Whether Scribonius’ torpedo is an electric ray or an electric catfish is unclear. Of the latter, D’Arcy Thompson writes (Glossary of Greek Fishes, Oxford, 1947, 172):
The medical value of its shock is recognized by native tribes in Africa, and was known to the Arabian physicians in early times. As the marine Torpedo would be awkward to manage and difficult to keep alive, one may imagine that Pliny was referring, in part at least, to the Egyptian fish.
So far as I can see, Thompson does not refer to Scribonius, and does not quote any passage of Pliny clearly referring to shock treatments with live fish, though he does allege that the liver was an antaphrodisiac, among other improbabilities. Perhaps something went wrong with his notes, and he meant to write “Scribonius” for “Pliny” in the passage quoted.

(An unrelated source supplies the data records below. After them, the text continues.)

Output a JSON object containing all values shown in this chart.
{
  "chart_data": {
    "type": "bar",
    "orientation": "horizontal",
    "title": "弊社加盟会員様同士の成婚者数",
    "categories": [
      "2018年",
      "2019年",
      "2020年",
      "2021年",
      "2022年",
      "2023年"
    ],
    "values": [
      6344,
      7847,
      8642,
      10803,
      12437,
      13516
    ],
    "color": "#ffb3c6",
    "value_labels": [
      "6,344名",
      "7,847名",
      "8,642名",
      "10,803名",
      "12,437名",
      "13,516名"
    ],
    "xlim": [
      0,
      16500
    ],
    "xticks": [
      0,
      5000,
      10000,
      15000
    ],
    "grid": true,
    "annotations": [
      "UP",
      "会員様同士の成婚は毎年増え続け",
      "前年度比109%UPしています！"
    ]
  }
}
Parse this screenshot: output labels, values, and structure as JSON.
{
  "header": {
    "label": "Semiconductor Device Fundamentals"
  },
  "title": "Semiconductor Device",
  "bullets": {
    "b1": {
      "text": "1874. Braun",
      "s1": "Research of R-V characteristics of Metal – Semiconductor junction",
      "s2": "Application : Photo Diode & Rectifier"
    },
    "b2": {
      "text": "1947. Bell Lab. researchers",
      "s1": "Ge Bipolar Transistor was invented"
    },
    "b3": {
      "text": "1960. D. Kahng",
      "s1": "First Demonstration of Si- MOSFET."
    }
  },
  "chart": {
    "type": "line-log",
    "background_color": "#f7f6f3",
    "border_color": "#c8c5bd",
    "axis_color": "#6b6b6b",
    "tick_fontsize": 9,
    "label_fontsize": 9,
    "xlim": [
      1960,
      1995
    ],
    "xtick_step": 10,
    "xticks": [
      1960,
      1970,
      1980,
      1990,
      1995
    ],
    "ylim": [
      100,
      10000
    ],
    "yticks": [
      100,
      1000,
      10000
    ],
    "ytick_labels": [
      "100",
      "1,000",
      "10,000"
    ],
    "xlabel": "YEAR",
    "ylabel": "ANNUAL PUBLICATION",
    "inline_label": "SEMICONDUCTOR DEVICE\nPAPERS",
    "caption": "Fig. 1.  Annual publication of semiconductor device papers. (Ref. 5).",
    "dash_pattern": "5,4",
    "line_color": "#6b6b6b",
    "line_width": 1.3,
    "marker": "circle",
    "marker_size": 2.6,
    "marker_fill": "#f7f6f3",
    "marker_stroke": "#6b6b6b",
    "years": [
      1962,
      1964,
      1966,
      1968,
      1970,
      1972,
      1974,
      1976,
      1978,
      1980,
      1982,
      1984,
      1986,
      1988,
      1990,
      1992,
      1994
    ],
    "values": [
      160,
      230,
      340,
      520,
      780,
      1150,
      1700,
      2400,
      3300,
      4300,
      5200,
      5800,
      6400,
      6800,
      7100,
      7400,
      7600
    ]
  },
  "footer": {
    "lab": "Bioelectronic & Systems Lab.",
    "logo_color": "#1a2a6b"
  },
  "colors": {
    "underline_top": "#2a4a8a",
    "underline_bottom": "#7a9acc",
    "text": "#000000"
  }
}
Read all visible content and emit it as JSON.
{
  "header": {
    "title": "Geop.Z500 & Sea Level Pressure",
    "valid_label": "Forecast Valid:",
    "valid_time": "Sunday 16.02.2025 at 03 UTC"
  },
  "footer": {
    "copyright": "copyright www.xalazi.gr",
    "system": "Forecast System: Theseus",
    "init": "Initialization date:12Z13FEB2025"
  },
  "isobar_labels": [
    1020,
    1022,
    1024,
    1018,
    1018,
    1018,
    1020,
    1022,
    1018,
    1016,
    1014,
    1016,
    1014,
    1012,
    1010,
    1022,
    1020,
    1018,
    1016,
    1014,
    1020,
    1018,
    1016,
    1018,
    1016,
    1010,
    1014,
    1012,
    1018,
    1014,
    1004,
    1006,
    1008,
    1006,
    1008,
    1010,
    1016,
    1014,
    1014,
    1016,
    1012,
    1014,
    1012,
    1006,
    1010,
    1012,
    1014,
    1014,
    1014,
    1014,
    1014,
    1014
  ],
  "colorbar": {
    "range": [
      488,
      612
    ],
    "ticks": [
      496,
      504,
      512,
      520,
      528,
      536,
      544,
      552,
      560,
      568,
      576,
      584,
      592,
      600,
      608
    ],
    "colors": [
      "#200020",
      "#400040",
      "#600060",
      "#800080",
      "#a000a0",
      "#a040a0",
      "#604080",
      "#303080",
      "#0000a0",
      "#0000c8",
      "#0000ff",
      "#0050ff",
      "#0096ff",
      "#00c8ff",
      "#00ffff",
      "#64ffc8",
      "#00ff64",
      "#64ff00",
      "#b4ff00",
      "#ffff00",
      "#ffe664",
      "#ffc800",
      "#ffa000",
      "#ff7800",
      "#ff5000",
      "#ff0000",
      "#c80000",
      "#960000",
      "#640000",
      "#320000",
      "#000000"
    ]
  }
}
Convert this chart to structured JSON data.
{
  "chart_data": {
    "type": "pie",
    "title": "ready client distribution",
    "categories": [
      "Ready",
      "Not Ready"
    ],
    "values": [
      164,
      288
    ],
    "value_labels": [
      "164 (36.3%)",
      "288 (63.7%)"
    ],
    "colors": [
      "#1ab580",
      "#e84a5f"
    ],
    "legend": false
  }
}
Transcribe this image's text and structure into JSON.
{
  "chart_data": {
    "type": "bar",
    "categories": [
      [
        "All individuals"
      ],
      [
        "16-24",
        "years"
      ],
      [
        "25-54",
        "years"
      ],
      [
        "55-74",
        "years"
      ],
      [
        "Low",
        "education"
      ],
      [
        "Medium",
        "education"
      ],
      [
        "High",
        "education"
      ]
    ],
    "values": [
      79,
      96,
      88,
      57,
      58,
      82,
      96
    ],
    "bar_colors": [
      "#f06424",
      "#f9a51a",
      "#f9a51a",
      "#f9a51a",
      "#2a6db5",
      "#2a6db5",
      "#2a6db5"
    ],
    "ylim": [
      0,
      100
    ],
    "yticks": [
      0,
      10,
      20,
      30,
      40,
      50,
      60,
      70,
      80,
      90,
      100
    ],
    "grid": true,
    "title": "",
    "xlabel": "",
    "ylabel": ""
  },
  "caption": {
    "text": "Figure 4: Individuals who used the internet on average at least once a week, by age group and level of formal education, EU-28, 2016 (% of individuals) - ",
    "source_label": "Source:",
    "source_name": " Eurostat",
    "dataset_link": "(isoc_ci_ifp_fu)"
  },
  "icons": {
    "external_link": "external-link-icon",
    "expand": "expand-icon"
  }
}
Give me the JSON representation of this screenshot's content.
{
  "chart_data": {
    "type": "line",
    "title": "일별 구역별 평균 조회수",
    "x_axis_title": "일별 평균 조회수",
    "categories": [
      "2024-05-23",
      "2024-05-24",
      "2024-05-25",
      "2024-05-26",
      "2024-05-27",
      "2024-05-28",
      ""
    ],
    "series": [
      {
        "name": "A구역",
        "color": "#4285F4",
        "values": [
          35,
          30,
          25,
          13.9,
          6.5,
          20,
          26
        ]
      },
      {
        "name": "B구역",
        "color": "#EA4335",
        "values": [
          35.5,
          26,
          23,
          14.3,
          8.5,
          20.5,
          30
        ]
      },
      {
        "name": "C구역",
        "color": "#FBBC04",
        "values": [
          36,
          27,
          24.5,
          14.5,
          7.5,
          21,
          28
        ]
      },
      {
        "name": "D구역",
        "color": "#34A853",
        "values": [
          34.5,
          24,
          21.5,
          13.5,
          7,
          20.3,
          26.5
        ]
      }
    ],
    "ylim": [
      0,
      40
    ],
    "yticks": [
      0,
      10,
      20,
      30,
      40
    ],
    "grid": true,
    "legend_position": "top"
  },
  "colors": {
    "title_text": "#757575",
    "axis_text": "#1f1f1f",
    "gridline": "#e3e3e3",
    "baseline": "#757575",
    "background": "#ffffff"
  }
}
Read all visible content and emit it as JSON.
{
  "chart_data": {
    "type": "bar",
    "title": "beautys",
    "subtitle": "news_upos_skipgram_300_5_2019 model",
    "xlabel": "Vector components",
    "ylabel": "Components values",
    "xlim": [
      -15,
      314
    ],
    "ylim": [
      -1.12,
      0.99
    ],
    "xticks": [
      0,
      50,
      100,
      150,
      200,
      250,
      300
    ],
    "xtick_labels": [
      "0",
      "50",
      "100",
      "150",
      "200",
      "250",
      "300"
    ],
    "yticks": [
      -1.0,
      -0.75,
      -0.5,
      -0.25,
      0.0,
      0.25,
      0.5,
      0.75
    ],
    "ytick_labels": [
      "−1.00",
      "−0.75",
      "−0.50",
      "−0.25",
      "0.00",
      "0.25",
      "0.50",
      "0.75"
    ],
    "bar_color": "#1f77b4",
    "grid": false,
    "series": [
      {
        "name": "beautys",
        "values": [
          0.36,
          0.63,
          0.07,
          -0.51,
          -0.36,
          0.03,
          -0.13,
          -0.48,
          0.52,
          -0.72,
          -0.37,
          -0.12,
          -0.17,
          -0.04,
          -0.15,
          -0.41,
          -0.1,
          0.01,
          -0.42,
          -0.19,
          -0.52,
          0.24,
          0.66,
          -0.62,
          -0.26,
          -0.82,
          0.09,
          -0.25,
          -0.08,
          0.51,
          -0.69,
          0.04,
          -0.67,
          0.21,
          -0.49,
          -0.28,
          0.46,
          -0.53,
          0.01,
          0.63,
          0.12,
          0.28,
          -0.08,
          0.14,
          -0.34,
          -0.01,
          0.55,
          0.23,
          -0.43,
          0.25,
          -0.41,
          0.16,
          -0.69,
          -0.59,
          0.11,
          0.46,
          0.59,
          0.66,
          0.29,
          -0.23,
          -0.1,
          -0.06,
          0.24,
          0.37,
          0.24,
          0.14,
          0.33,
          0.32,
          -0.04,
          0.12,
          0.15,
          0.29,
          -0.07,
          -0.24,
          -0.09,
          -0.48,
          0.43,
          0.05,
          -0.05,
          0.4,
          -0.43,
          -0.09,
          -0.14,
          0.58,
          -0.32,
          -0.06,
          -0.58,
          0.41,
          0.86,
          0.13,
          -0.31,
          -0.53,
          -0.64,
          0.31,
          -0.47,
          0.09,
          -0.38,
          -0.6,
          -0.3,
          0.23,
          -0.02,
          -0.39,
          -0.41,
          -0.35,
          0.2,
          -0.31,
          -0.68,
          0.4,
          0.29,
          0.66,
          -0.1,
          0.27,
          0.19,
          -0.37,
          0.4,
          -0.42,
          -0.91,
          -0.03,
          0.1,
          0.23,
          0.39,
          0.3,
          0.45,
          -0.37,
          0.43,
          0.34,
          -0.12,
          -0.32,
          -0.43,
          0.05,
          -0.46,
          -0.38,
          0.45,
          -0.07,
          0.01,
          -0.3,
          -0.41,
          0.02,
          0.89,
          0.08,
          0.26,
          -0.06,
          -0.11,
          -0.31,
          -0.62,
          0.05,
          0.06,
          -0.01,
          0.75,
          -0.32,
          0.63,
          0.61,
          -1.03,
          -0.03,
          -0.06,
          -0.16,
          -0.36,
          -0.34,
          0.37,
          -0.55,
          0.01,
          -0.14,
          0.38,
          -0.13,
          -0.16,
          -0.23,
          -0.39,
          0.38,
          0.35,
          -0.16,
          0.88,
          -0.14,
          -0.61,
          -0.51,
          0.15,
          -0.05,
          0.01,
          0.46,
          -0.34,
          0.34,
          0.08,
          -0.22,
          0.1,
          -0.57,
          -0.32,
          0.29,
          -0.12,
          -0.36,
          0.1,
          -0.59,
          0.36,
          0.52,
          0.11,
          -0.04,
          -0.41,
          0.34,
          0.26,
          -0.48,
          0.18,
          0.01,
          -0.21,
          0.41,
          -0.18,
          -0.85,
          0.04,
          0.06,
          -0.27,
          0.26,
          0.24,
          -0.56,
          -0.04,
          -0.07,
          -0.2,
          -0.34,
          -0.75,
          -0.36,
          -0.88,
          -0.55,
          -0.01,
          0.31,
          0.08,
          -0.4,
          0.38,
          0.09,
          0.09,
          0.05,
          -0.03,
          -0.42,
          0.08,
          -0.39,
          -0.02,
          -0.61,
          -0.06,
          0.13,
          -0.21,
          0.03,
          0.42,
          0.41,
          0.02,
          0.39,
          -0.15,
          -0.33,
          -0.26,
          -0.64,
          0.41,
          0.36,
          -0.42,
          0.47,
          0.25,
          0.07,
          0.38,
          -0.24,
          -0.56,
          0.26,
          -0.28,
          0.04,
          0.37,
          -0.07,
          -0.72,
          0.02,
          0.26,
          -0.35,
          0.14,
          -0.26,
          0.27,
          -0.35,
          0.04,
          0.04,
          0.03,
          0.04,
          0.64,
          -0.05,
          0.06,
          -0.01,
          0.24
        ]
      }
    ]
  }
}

The catfish picture is borrowed from the Forth Worth Zoo site, copied here to avoid bandwidth theft and link rot. The very human fat pink lips are a disturbingly creepy touch, worthy of a horror movie. To add to the horror, Thompson reports that they grow up to three feet long.
Tuesday: November 1, 2005
From Chapter I of Anthony Trollope’s Dr. Wortle’s School, I learn that British schools provided their pupils (aged 11-17) with beer every day, and with wine and even champagne when they were ill. In Chapter III, a boy who falls in the river is given sherry negus, a mixture of sherry and hot water with sugar, lemon juice, and nutmeg. Mmmmm. The definition is from the annotator of the Penguin edition. (I almost wrote “translation” for edition, which shows how little English literature I read. Or perhaps having notes in the back makes it look like one.) Not a bad novel, though I would have liked to read more about what went on in the classroom. The one bit that is given (Chapter VIII) is interesting:
‘Clifford, junior,’ he said, ‘I shall never make you understand what Cæsar says here or elsewhere if you do not give your entire mind to Cæsar.’
‘I do give my entire mind to Cæsar,’ said Clifford, junior.
‘Very well; now go on and try again. But remember that Caesar wants all your mind.’
I find the ae ligatures (æ) in ‘Cæsar’ mildly annoying: though unobjectionable in ‘hæmatology’ and ‘ætiology’, they seem out of place in a proper name.